Agent \ ArmArm 1Arm 2Arm 3Arm 4Arm 5
Agent 10.900.100.100.100.40
Agent 20.200.900.200.200.40
Agent 30.100.200.900.200.40
Agent 40.100.100.200.900.40
Global0.330.330.350.350.40

If we understand it correctly:

  • Noisy homogeneous: agents' local rewards may have different mean values, but the local optimal arms are the same, i.e., order-preserving with respect to arms; thus, the global optimal arm coincides with the local optimal arm.
  • Fully homogeneous: agents' local rewards have identical mean values, which naturally leads to the same local optimal arm which is also globally optimal.

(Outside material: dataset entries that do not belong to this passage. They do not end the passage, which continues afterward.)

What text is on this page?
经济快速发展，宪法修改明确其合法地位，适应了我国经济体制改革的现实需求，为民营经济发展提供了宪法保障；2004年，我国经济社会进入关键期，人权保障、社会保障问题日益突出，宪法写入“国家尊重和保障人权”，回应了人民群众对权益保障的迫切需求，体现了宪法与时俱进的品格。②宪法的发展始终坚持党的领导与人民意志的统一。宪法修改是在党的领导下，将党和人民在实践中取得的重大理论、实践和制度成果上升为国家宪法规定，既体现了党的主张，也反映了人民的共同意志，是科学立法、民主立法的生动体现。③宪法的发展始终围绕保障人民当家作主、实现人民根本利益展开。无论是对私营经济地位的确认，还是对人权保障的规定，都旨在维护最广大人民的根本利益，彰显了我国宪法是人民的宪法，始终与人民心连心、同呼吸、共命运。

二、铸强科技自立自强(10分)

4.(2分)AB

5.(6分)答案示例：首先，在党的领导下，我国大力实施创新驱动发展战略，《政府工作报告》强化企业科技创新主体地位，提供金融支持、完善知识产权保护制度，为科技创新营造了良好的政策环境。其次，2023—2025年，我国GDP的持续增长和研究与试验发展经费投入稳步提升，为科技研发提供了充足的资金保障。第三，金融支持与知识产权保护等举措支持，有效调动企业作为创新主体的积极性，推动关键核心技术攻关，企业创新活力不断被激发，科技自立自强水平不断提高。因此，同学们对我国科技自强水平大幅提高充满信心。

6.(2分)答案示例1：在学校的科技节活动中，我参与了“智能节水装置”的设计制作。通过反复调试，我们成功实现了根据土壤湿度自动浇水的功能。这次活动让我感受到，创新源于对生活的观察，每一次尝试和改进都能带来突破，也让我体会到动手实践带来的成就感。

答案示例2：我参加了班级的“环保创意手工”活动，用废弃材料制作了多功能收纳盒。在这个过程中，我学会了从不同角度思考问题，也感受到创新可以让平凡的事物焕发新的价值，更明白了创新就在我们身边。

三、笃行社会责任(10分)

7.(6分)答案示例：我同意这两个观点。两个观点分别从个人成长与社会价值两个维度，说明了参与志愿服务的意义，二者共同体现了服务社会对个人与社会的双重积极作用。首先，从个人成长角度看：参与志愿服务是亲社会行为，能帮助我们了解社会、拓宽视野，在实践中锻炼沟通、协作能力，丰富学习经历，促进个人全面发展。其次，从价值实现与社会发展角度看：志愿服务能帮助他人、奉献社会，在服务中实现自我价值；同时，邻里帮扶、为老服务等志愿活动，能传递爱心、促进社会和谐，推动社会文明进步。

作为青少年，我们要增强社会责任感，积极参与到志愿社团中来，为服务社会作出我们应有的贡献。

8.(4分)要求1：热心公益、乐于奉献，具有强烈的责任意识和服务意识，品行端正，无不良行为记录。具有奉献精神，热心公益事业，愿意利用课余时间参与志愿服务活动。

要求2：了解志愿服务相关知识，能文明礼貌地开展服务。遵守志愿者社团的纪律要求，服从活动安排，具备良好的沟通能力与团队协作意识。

The necessity of communication among agents follows the order: heterogeneous > noisy homogeneous > fully homogeneous.

We would appreciate your clarification if our understanding of the noisy homogeneous setting differs from what the reviewer intended, and we are happy to answer any further questions the reviewer may have.

Thank you once again for your feedback, and we hope our responses address your concerns. If so, we would greatly appreciate it if you could reconsider your score.

评论

By heterogeneous, I meant that different agents have different local optimal, and that there is no single global optimal arm. So the bandit problem would decompose into many global sub problems.

The noisy homogeneous setting (for me) is one where different agents have different local optimal, and that there is single global optimal arm that has highest average reward across arms.

(Note this is just a language question, not a technical question). In that sense, place your work in the noisy homogeneous setting.

In any case, I am happy with the rebuttal and will increase my score.

评论

Thank you so much for reading the responses, for the detailed suggestions and clarifications, and for reconsidering the score. The discussions have been valuable and helpful. Yes, based on the reviewer’s set of definitions, our work belongs to the “noisy homogeneous setting.” We believe the suggested heterogeneous setting is also a valuable direction for future work, given the mixed motives/objectives of real‑world decision makers (which might also involve equilibrium considerations from game theory). We will include this sentence in the future work section as well. Also, based on the discussion, we will 1) include the above discussion on the tightness of the result and communication in the analysis section as a remark (after the lower bound proposed in Section 5.2), 2) include the above additional experiments, 3) include the analysis regarding KK in Lemma B.4, and 4) move the conclusion and future work section to the main body. Once again, we truly appreciate the thoughtful suggestions.

最终决定

The paper studies the multi-agent multi-armed bandits problem over random communication graphs (Erdos-Renyi, each edge appears with probability p). The authors propose an algorithm that achieves roughly log T regret and has dependence on the connectivity of the communication graph, the number of agents and arms and provide a matching lower bound. The reviewers were engaged in the discussion and provided thorough comments. The overall opinion was positive after the rebuttal. We recommend acceptance and advise the authors to invoke the reviewers' thorough comments in the camera ready version.